Pete and his GPS at Dqãe Qare
After lunch we have a nap, and then Pete and Kathy go for a walk while Ken, Julie and I repack the Land Rover ready for the camp. Then Ken exhorts the San staff to set up the barbeque (they are not ones to do anything now if it can be done in ten minutes!) while I go and play frisbee with the kids round the back. They are lovely kids, and although they don't speak a word of English they obviously recognise a frisbee, as they all jump up to play as soon as they see it. Inevitably they get it stuck up a tree, but soon retrieve it. When it becomes to dark to play they sing and dance for me, and are more than happy to pose for the camera.
The San kids get the frisbee stuck up a treeThe San kids are more than happy to pose for the camera
Meanwhile the barbeque has to be rapidly replanned when it is discovered that the gas in the farm has run out. Instead of just barbequeing the meat the whole meal now has to be cooked on the fire.
I am in my room getting ready for supper when there is a great commotion outside, and Blondie bursts in shouting that they have found a Black Mamba. Sunshine and Pirate, wandering back to their room in the dark, had seen the snake right next to the path where they were walking. Luckily they had not panicked, but called Ken, who raised the alarm. Everybody came rushing out of the house and beat the poor thing to death with a stick, and then stood around chattering excitedly and measuring it's length. As it turns out it isn't a Mamba, but an Egyptian Cobra, but still poisonous. Ken says they must burn it, as it will have a mate that will follow its scent to find it, but I'm not sure whether this is scientific fact or folklore.
Killing an Egyptian Cobra at Dqãe Qare
After the barbeque Dina, the woman who came on the walk with us and seems to be in charge, tells us traditional stories in the San language while one of the guys translates into English.
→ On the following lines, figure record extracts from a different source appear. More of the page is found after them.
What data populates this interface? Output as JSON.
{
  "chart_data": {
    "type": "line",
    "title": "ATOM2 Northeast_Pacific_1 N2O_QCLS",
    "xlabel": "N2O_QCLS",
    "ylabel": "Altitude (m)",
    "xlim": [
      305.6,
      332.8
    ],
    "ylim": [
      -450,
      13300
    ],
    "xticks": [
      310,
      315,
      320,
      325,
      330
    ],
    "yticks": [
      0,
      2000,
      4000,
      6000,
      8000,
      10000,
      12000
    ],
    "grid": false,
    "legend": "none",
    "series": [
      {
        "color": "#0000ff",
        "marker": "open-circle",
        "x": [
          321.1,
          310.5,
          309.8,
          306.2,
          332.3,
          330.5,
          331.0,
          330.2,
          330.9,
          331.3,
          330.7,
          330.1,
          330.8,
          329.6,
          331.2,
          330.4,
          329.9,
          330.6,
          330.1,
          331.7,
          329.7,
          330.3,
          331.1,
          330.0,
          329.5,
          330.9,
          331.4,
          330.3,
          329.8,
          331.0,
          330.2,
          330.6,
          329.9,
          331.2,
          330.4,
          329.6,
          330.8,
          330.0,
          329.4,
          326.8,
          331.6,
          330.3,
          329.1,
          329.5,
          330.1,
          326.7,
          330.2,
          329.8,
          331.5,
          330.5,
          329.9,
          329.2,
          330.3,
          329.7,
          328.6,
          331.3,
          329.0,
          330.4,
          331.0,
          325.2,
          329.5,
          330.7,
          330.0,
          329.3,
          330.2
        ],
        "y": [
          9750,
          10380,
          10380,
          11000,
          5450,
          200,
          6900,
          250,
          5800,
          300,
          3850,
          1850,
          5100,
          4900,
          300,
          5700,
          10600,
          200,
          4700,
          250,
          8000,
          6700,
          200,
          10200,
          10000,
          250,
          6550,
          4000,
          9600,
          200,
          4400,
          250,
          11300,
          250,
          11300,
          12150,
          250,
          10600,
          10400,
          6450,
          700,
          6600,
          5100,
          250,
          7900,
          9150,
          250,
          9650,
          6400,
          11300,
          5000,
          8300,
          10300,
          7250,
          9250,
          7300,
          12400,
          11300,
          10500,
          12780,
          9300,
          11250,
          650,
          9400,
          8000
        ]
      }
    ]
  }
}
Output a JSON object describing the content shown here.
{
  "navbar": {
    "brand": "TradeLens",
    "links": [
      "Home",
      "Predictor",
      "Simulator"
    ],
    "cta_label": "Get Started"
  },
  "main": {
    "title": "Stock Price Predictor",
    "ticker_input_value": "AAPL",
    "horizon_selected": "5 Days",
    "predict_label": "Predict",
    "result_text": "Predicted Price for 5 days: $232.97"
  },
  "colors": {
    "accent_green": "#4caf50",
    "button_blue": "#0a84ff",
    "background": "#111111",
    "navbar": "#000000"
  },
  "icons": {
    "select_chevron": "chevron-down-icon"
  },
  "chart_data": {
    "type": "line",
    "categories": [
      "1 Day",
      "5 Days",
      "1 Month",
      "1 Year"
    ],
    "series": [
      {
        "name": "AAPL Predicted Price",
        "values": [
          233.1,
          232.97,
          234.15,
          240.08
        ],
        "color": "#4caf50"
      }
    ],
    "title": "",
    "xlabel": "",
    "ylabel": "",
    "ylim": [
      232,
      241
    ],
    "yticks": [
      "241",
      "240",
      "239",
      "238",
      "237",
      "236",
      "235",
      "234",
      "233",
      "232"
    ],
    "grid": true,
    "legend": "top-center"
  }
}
We are off early in the morning, before the farm staff arrive, so we prepare breakfast and lunch now, get everything packed up and toddle off to bed. The farm has apparently changed hands since Ken made the booking, and they have somehow managed to double book us with a bunch of Americans, so Blondie must come and share with Ken and me. She puts in her earplugs and takes a sleeping pill!